The positions for which plaintiff applied after his May 1992 complaint, and outside of the charge-filing period, cannot be the subject of this lawsuit. It is true that an employee is not required to file subsequent administrative charges if the employer was on notice of a claim that its actions violated Title VII and was afforded an opportunity to pursue a mutually satisfactory resolution with the employee. See Loe, 768 F.2d at 418, 420. But an employee may not maintain an action on claims that were never presented for agency consideration. Id. at 420. Plaintiff's May 1992 complaint did not allege that the acts of discrimination were of a continuing nature. Nor is there any evidence to suggest that plaintiff put the employer on notice that it had violated Title VII through post-charge conduct. The claims of nonselection for positions that plaintiff applied for after May 14, 1992 must accordingly be dismissed.

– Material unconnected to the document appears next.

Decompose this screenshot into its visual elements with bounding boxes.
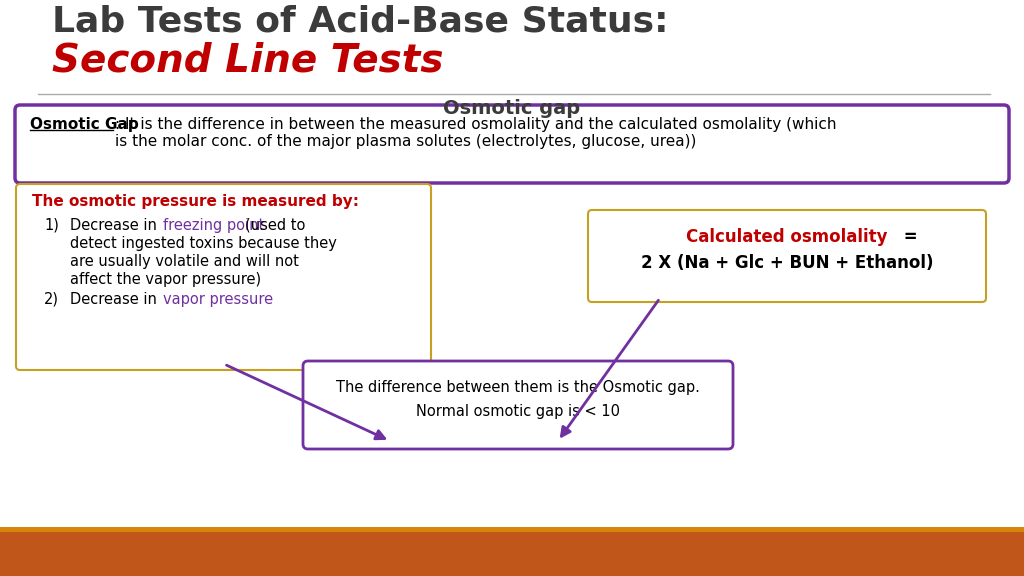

Claims of retaliation may be raised for the first time in federal court, Webb, 864 F. Supp. at 184, particularly where, as in this case, the claimant has filed an earlier administrative complaint of reprisal and alleges further retaliation as a result. Id. To the extent that the claims of nonselection are also alleged as acts of retaliation, they are encompassed within this action.
Defendant's motion for summary judgment is premature as it relates to plaintiff's surviving action. Plaintiff's pleadings demonstrate that without further discovery he is unable to present facts essential to justify his opposition. Plaintiff's request for a continuance will be granted, and the parties will be directed to submit a revised scheduling order.
One outstanding issue can be resolved without awaiting completion of discovery, however. Defendant moves to strike plaintiff's claims for compensatory damages for actions with regard to claims that arose before the effective date of the Civil Rights Act of 1991: the 1990 failure to select a team leader; the 1990 performance evaluation; and allegations of denigrating words in 1990. Plaintiff's response concedes that he is not entitled to a jury trial or compensatory damages on those claims, but he argues that evidence of those claims may nevertheless be relevant at trial for context and background. The concession moots defendant's motion to strike.
* * * *
An appropriate order accompanies this memorandum.
United States District Judge
Dated: January 20, 1998
For the reasons set forth in the accompanying memorandum, it is this 20th day of January, 1998,
ORDERED that defendant's motion to dismiss [# 18-1] is granted in part and denied in part. It is
FURTHER ORDERED that, with respect to the counts not dismissed, defendant's motion for summary judgment [# 18-2] is denied. And it is
FURTHER ORDERED that a status conference is set for 4:30 p.m., February 4, 1998.